This terrified the boy. It was no use trying to argue with the clown, and he had seen how he used a red-hot poker. 'Well, I'll forgive you this time,' he said hastily; 'let's come away from here.'

'I tell you what,' said the clown, 'you and me'll go down in the kitchen and make a pie.'

Tommy forgot his injuries at this delightful idea; he knew what the clown's notion of pie-making would be. 'Yes,' he said eagerly, 'that will be jolly; only I don't know,' he added doubtfully, 'if cook will let us.'

However, the clown soon managed to secure the kitchen to himself; he had merely to attempt to kiss the cook once or twice and throw the best dinner service at the other servants, and they were left quite alone to do as they pleased.

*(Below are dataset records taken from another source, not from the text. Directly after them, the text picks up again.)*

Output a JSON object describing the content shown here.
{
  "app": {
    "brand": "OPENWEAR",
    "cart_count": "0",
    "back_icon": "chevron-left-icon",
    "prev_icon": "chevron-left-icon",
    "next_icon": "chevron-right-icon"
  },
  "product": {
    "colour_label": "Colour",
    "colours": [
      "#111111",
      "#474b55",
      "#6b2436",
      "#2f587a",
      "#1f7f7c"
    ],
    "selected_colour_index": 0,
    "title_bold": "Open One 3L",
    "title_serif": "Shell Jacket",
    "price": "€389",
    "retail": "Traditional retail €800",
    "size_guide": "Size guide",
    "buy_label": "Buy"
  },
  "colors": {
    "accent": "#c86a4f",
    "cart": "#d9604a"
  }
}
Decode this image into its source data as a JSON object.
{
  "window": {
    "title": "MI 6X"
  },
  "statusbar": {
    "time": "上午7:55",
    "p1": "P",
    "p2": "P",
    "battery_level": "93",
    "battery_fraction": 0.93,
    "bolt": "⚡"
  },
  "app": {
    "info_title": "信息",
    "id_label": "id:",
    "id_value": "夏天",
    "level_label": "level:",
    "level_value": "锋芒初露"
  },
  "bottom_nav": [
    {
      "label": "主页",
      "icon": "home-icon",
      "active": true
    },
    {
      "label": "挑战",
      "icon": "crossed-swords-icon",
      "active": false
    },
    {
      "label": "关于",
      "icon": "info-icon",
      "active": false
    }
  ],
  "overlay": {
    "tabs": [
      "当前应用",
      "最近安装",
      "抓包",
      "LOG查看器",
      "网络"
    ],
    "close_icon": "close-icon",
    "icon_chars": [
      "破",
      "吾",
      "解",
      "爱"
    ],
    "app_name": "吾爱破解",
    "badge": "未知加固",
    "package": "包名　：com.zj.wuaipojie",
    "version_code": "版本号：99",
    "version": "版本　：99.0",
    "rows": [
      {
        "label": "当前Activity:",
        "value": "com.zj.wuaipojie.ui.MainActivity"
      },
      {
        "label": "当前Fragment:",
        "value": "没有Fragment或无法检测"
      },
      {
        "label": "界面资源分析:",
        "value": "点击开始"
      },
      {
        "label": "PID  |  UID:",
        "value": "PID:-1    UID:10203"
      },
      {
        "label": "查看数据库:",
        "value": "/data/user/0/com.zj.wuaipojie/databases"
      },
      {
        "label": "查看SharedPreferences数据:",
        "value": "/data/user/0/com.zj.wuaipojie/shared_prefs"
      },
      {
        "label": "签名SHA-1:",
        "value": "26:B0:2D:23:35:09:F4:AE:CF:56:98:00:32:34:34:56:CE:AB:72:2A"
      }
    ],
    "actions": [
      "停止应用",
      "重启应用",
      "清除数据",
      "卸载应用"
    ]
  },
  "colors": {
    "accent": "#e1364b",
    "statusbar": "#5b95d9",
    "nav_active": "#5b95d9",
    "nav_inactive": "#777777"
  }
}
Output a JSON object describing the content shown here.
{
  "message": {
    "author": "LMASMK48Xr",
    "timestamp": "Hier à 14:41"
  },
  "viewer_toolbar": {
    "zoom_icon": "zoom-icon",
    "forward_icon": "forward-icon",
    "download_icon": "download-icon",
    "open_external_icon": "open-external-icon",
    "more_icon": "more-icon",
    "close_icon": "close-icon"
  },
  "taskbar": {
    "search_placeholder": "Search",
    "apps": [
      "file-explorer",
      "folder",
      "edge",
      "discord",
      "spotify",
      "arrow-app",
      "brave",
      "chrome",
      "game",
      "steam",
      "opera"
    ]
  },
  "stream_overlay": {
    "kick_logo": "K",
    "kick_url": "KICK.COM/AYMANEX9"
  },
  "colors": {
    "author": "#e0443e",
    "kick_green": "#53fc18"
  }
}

What fun it was, to begin with! The clown brought out a large deep dish, and began by putting a whole turkey and an unskinned hare in it out of the larder; after that he put in sausages, jam, pickled walnuts, and lemons, and, in short, the first thing that came to hand.

'It ain't 'arf full yet,' he said at last, as he looked gravely into the pie.

'No,' said Tommy, sympathetically, 'can't we get anything else to put in?'

'The very thing,' cried the clown, 'you're just about the right size to fill up – my! what a pie it's going to be, eh?' And he caught up his young friend, just as he was, rammed him into the pie, and poured sauce on him.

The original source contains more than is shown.